A noteworthy English Venerable (declared in 2012) is Frances Taylor, a nineteenth-century nun who briefly worked alongside Florence Nightingale in the Crimean War before converting to Catholicism. She founded the Congregation of the Poor Servants of the Mother of God to care for the homeless, the sick and the poor. Though suffering from debilitating illness, she found time to write books and run a magazine while working tirelessly for the vulnerable.
Another colourful nineteenth-century convert is Fr Ignatius Spencer, a distant relative of Princes William and Harry. He launched a prayer “crusade” for the conversion of England, and tried to interest Newman, who was still an Anglican at the tine; Newman later regretted “being very rude to that zealous and most charitable man, Mr Spencer”.
His order, the Passionists, hope that Spencer will soon be acknowledged as Venerable. By contrast, many of the 19th-century Causes, those from Reformation times and even earlier, without image or popular memory, are now lost in the mists of time.
Whoever the next English, or indeed British saint is, he or she will be announced after a slow and expensive process of canonisation, having had a great deal of natural and supernatural help.

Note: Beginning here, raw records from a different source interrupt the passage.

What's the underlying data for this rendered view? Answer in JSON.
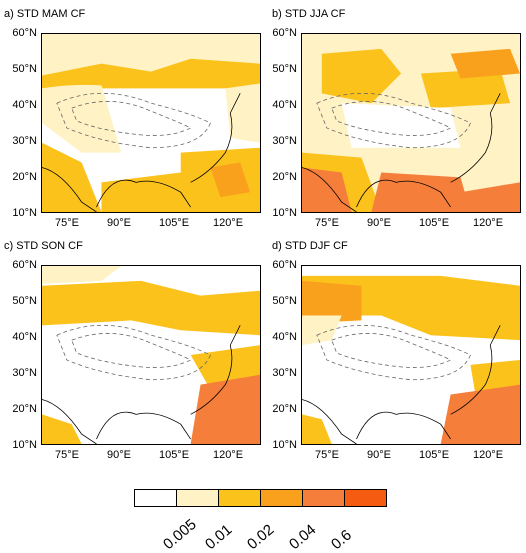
{
  "panels": [
    {
      "title": "a) STD MAM CF"
    },
    {
      "title": "b) STD JJA CF"
    },
    {
      "title": "c) STD SON CF"
    },
    {
      "title": "d) STD DJF CF"
    }
  ],
  "axes": {
    "lat_labels": [
      "60°N",
      "50°N",
      "40°N",
      "30°N",
      "20°N",
      "10°N"
    ],
    "lon_labels": [
      "75°E",
      "90°E",
      "105°E",
      "120°E"
    ]
  },
  "colorbar": {
    "colors": [
      "#ffffff",
      "#fff2c4",
      "#fcc21c",
      "#f9a11d",
      "#f67e3b",
      "#f65b12"
    ],
    "labels": [
      "0.005",
      "0.01",
      "0.02",
      "0.04",
      "0.6"
    ]
  }
}
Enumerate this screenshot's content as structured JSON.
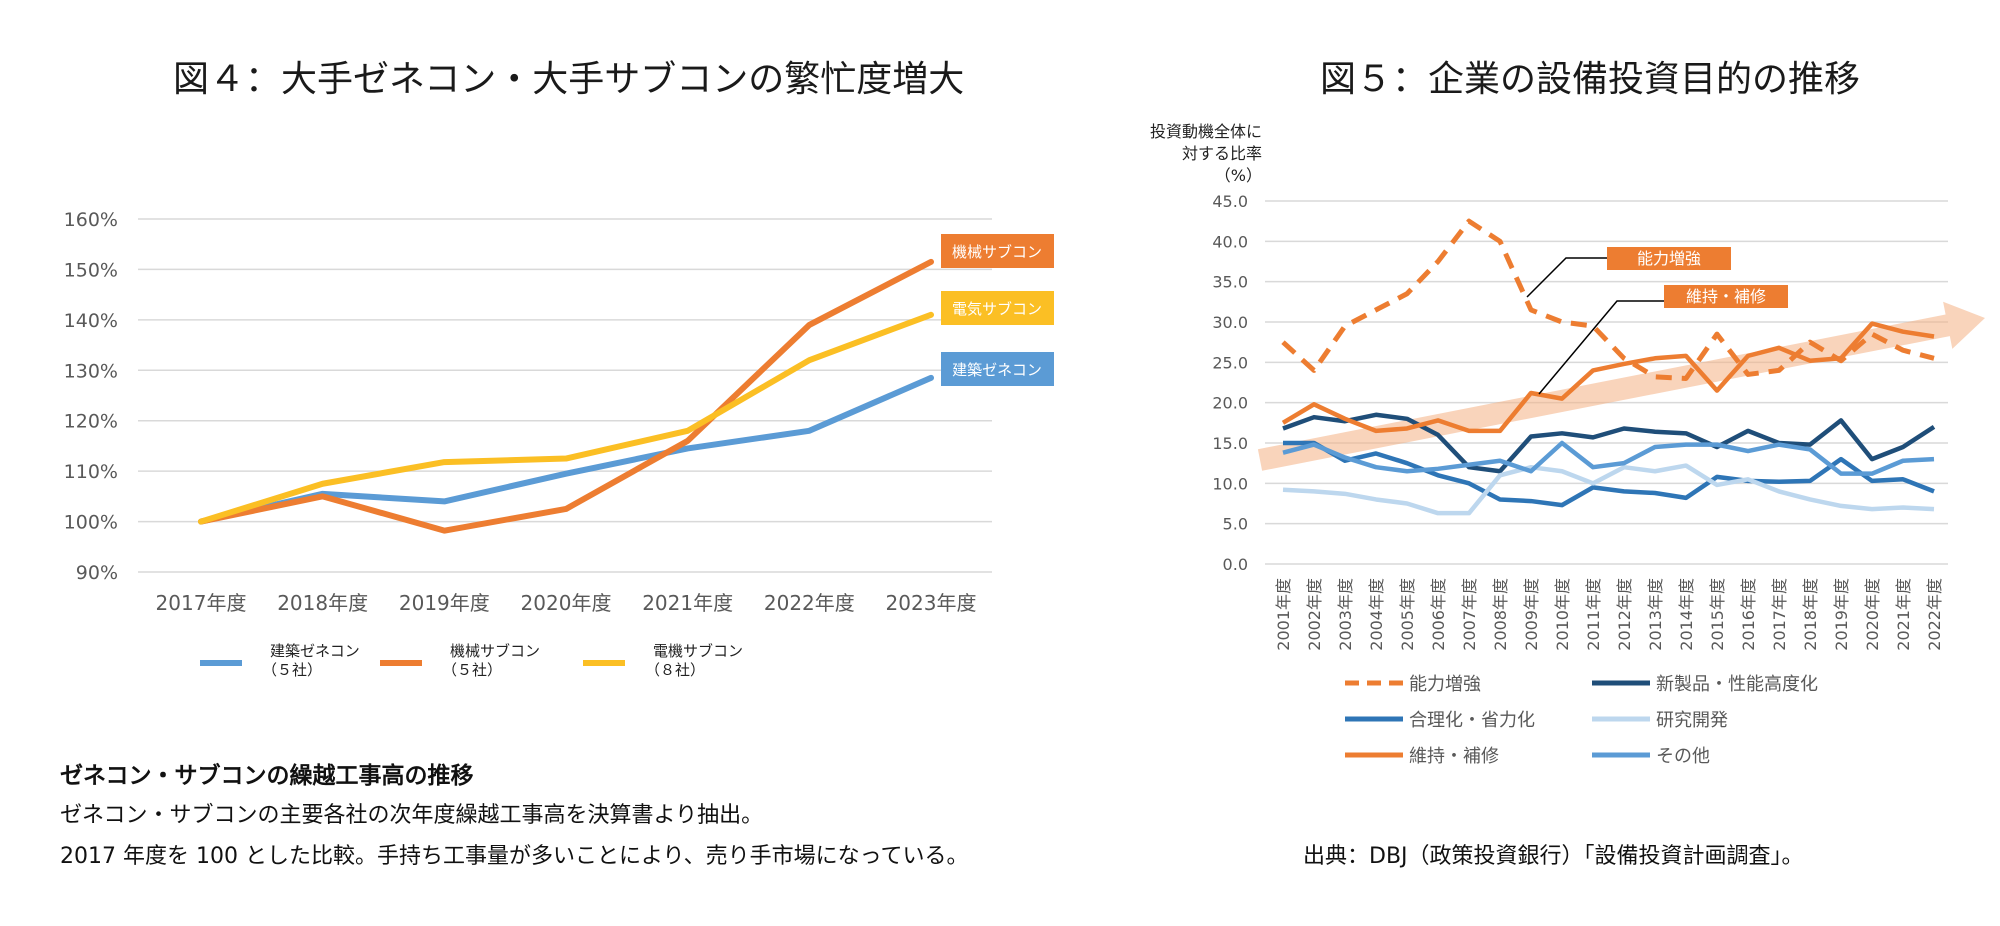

Recently, Pope Francis has reminded the Church of the call to sanctity for each Christian. The Pope also pointed to where many of these saints are to be found: “Think of the many elderly people who are alone, who pray and give. Think of the many mothers and fathers who work hard for their families, for their children’s education, in their job, tackling problems, never losing hope in Jesus and never showing off but getting on with life as best they can.”
It could be said, then, the next British saint is here already: in a London hospital’s cancer ward, at a night shelter for Glasgow’s homeless, or kneeling as the Consecration takes place in a sparsely attended, out-of-the-way Welsh church – in truth, there are saints all around us.